2. The Delta Bessborough hotel: You check into this hotel thinking it’s like any other rail hotel: historic, beautiful and same old, same old. Not so. The history behind the Bessborough is the stuff of great movies. From the life story of the first guest who now has a lounge (Stovin’s) named after him to the puzzling extra elevator door (that has never opened) in the lobby, this place is full of intrigue. I loved that Sales and Marketing Director Stefan Deprez knew the history and had great stories to share.
3. The Meewasin Valley Trail: There is nothing better than when a city realizes its potential. With a riverscape that is breathtaking why not invest the money in bringing the people to it? That seems to be the thinking behind the pedestrian friendly River Landing where education and fun mix with public spaces that bring everyone from babes in arms to seniors with walkers down for a stroll. I loved the area most for the rolling hills on the other side of the river. Exactly the opposite of what I was led to believe was in the prairies.

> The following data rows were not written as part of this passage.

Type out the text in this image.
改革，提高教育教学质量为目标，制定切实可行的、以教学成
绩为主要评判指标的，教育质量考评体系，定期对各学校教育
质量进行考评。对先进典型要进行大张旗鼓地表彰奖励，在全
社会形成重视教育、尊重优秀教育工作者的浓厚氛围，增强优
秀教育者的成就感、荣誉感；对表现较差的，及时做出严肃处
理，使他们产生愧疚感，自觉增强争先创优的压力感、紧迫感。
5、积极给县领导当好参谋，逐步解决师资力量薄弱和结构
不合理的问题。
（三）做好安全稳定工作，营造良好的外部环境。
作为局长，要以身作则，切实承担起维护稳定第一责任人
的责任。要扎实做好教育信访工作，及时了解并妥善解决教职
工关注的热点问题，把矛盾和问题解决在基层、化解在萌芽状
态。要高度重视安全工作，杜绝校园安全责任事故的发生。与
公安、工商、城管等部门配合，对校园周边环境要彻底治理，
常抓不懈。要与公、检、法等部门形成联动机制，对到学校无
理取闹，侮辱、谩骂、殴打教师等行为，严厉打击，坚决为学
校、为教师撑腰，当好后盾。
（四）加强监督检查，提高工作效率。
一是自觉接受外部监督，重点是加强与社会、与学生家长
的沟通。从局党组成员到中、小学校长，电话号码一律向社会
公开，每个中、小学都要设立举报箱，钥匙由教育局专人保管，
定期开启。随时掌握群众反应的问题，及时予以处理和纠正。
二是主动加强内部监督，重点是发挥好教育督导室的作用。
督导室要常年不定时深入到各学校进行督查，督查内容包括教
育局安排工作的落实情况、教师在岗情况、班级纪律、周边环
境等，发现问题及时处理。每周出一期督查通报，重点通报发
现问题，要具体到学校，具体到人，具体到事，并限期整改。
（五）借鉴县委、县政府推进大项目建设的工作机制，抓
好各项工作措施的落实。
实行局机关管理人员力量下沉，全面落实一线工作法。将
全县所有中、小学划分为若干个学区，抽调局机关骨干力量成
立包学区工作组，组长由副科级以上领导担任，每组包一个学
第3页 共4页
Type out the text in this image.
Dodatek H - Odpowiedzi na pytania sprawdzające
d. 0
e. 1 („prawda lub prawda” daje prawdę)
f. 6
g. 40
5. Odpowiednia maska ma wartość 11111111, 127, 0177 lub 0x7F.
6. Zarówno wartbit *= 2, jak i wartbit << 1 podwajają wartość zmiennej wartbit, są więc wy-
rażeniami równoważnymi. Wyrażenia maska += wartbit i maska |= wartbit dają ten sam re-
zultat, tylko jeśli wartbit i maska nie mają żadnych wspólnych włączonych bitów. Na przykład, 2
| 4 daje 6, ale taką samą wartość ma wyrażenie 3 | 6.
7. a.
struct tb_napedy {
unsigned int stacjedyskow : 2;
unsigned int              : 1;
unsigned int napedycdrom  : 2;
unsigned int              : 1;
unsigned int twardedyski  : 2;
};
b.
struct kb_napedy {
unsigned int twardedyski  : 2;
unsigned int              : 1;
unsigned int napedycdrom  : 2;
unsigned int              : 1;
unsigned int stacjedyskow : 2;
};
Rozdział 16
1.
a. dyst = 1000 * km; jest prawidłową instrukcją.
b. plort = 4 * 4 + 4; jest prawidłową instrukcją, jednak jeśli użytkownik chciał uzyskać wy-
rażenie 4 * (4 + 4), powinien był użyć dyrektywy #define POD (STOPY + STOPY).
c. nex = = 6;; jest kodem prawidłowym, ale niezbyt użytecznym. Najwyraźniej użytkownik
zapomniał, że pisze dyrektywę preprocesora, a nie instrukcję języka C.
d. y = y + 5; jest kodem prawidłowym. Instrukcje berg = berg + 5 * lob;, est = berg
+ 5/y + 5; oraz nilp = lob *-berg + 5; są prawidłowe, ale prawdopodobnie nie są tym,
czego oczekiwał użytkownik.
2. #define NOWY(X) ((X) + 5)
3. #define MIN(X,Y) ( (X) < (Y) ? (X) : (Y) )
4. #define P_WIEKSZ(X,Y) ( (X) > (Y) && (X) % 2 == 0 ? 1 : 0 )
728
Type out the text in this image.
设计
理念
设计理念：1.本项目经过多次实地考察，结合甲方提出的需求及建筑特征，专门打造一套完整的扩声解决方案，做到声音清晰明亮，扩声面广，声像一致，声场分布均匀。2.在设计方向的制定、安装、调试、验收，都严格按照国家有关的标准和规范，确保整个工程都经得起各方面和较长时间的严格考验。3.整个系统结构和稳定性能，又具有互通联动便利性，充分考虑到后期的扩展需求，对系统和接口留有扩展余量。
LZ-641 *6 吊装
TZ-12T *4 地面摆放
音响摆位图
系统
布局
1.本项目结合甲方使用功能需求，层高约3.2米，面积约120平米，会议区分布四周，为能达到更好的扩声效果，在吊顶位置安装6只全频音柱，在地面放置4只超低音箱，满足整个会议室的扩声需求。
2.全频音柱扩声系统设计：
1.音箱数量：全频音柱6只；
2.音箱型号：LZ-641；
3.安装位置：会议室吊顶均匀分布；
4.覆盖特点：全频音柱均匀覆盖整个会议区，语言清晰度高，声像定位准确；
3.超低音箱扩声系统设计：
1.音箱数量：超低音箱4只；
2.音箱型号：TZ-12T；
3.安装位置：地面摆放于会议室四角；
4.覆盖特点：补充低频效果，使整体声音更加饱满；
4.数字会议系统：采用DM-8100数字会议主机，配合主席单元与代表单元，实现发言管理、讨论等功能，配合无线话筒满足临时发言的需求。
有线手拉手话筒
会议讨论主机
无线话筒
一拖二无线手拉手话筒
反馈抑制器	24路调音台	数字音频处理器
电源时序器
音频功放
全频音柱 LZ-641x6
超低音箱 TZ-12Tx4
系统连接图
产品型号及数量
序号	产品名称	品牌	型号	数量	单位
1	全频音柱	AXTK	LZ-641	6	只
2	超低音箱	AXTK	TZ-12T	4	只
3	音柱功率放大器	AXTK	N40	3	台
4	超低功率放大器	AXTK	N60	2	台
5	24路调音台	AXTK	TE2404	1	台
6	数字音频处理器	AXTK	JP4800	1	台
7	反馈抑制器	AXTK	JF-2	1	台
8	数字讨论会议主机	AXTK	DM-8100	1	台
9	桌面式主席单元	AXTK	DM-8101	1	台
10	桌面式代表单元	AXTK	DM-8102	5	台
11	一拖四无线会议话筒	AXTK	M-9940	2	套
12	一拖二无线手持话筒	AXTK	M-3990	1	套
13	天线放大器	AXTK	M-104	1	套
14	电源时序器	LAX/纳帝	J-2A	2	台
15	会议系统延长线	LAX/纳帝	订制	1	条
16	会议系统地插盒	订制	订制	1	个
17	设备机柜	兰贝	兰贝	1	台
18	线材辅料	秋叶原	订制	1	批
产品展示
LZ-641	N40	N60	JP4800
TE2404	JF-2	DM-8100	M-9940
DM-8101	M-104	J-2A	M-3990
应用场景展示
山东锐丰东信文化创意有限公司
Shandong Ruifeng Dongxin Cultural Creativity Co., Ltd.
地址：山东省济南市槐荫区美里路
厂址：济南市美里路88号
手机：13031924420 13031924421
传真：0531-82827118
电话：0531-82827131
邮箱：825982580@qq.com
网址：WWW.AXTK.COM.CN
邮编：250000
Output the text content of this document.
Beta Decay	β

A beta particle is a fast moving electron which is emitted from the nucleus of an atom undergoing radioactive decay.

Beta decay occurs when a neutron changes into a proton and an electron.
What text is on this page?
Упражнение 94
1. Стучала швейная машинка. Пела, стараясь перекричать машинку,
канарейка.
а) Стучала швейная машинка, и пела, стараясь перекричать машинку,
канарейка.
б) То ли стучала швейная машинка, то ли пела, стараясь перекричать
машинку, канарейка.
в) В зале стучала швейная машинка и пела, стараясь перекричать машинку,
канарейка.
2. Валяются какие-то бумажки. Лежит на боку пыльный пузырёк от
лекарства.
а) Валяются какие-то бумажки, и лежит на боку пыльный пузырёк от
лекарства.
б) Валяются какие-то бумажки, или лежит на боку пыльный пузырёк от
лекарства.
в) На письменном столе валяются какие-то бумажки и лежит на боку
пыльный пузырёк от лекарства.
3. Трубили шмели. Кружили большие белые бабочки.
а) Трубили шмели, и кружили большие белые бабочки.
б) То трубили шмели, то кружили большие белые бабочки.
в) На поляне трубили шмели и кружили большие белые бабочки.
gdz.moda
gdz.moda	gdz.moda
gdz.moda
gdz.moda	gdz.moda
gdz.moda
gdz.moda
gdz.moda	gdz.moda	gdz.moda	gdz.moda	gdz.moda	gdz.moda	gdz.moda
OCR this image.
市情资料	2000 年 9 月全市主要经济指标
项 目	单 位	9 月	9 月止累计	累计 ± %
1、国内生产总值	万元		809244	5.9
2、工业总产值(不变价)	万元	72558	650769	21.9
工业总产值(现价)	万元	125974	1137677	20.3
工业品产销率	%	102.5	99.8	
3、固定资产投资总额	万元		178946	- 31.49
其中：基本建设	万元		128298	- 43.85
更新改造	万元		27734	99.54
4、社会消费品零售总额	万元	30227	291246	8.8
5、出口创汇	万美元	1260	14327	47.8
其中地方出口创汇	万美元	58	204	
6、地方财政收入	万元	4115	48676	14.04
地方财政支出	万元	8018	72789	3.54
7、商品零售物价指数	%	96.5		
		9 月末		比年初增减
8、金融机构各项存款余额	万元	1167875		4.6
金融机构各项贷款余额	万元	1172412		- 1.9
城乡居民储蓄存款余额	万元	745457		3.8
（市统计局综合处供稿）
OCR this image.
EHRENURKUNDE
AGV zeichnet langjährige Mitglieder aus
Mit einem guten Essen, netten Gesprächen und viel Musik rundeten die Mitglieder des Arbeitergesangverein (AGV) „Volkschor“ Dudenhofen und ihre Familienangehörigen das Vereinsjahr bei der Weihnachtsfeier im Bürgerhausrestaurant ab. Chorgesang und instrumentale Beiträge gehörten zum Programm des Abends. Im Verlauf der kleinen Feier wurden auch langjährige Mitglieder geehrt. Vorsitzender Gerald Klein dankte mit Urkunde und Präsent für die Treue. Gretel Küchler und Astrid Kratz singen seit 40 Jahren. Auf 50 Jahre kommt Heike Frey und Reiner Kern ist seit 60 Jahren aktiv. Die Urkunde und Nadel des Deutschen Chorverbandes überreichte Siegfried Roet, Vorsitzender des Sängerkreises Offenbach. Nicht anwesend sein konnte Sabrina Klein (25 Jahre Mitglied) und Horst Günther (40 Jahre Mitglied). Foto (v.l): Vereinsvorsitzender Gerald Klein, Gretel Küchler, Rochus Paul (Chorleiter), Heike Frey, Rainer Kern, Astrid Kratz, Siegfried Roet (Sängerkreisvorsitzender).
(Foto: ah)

4.Wanuskewin Heritage Centre: I would’ve sat here all day listening to Lorin Gardypie talk about his history – personal and ancestral. The First Nations’ Traditional Men’s Dancer explained with honesty and candour his road to dance and the intimate details of his craft. And the fact that he did so in a centre that is committed to helping young people of all ancestries better understand the role of the First Nations community in our common history and experience was as mesmerizing as his colourful robes and dancing eagle feathers.
5. Mendel Art Gallery: The art was intriguing – including a singular piece from my friend Carol Perehudoff‘s dad (I’d later bump into a full exhibit at the Glenbow in Calgary!) – but it was the fact that we could make our own art here that I loved best of all. The simple room with a few tables littered with paper, pastels, markers and crayons was enough to get the boys’ imaginations flowing and the fact that the gallery allows the kids to hang their masterpieces on the walls of the room mean that even I couldn’t resist telling people “I have a piece in the Mendel.”